5.13 Thermophoresis parameter Nt

In the boundary layer region thermophoresis parameter Nt plays a vital role in the energy and the concentration profile. These effects are captured in Fig. 15a, b. From these figures, it is clear that for gradually increasing values of Nt both temperature and concentration profile is increased. Physically, in themophoresis the particles apply a force on the other particles due to which these particles move from the hotter region to the colder region. Therefore, an increment in the values of the thermophoresis parameter Nt means more application of the force on the other particles and as a result more fluid moves from the hotter region to the colder region. As a result, an increment in the temperature and the nanoparticles concentration is noticed.

Fig. 15
figure 15

Influence of Nt on a temperature and b concentration profile

6 Final remarks

In the present article, features of the velocity, temperature and concentration profiles affected by various pertinent parameters are investigated in detail. The features findings of the investigation are enumerated below:

  • The velocity distribution decreases for the large value of the velocity slip parameter \(\delta\) and the power law index n.

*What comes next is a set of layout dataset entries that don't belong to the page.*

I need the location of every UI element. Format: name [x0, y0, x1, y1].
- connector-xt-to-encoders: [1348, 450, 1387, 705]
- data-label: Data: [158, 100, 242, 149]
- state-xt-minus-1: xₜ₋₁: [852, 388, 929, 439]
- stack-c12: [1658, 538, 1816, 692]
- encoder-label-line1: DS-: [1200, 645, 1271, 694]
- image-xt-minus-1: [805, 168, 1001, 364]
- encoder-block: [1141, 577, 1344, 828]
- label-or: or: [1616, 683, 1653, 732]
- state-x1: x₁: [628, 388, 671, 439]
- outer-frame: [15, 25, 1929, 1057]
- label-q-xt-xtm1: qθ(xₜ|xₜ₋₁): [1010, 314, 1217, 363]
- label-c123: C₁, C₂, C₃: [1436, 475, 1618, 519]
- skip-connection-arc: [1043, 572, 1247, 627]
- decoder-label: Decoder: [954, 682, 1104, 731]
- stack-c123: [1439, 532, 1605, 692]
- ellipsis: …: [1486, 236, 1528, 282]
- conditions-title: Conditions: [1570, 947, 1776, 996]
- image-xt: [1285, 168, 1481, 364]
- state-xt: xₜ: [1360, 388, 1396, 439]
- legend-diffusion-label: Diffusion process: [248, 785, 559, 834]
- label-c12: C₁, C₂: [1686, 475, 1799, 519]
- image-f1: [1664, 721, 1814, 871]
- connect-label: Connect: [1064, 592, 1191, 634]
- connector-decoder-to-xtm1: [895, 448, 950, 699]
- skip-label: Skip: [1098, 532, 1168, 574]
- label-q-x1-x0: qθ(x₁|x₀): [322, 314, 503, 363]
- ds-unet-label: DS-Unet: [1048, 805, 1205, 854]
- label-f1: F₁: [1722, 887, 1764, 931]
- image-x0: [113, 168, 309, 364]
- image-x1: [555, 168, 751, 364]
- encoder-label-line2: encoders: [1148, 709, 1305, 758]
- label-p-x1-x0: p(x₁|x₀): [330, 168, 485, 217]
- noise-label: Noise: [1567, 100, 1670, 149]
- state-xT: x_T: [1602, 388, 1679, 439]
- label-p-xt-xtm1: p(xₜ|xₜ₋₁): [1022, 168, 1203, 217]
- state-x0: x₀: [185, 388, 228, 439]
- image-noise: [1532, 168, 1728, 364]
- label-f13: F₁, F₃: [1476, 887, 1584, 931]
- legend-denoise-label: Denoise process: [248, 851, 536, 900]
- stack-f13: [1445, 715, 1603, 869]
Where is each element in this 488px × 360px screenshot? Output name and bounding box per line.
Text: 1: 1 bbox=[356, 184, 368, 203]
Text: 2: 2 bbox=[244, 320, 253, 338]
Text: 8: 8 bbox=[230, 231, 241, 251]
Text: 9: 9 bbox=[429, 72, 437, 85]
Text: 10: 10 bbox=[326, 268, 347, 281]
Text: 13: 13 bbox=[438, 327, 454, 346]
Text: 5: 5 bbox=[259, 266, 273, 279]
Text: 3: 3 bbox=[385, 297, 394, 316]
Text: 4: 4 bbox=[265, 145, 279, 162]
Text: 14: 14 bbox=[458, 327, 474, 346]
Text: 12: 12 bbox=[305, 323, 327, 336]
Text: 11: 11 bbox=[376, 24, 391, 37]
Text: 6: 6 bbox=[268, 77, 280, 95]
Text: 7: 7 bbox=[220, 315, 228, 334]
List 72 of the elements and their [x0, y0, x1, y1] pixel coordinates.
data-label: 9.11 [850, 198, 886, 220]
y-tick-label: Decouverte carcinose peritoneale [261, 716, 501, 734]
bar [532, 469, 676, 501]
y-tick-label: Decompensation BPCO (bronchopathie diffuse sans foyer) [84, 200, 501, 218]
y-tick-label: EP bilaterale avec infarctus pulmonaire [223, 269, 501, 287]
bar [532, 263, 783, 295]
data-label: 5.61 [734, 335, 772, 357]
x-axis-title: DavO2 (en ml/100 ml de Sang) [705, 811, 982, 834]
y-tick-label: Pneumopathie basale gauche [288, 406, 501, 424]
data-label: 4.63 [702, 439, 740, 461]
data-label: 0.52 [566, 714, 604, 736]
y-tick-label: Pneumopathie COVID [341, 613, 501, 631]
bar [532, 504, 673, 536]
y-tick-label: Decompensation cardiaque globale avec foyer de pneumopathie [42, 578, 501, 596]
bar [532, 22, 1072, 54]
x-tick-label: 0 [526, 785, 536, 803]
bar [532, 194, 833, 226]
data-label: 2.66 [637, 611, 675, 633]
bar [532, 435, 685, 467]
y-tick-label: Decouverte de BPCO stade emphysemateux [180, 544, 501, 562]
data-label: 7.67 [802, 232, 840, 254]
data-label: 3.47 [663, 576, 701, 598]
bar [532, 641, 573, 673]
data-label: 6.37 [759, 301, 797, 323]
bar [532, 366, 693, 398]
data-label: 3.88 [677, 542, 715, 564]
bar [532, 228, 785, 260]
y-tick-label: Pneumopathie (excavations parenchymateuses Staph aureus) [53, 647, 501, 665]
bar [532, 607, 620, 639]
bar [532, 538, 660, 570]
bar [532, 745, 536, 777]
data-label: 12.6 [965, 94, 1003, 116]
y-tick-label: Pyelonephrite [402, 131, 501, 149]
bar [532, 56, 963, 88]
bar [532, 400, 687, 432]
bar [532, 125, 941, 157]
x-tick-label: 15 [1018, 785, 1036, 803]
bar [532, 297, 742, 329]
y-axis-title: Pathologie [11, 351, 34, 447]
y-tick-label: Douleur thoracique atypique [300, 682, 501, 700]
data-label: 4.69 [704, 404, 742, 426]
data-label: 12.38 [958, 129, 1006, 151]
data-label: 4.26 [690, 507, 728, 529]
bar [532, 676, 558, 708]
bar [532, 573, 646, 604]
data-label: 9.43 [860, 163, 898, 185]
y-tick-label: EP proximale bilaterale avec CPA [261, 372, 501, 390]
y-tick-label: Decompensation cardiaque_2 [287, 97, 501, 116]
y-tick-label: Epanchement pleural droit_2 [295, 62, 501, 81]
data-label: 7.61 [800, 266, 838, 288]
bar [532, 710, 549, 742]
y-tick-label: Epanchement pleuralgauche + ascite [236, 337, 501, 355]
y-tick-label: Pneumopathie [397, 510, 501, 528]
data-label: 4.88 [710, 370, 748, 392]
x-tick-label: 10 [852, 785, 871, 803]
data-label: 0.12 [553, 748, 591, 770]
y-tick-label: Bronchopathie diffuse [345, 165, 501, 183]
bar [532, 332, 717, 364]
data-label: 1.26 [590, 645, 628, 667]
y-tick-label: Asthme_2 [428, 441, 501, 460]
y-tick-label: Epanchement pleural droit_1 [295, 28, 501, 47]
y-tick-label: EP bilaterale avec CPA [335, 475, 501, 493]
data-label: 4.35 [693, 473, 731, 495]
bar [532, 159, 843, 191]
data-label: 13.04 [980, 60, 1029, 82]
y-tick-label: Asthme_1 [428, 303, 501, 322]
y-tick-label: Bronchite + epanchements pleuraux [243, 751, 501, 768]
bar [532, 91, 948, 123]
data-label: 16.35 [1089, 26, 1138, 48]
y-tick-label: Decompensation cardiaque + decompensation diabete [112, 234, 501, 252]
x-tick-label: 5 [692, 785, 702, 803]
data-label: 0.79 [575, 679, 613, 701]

  • An increment in the temperature field is observed for the growing values of each of the velocity slip parameter \(\delta\), the small parameter \(\epsilon\) associated with thermal conductivity, the Eckert number Ec and the Biot number Bi.

  • A increment in the concentration field is noticed for gradually mounting values of each of the power law index n, the velocity slip parameter \(\delta\), the Eckert number Ec, the Biot number Bi.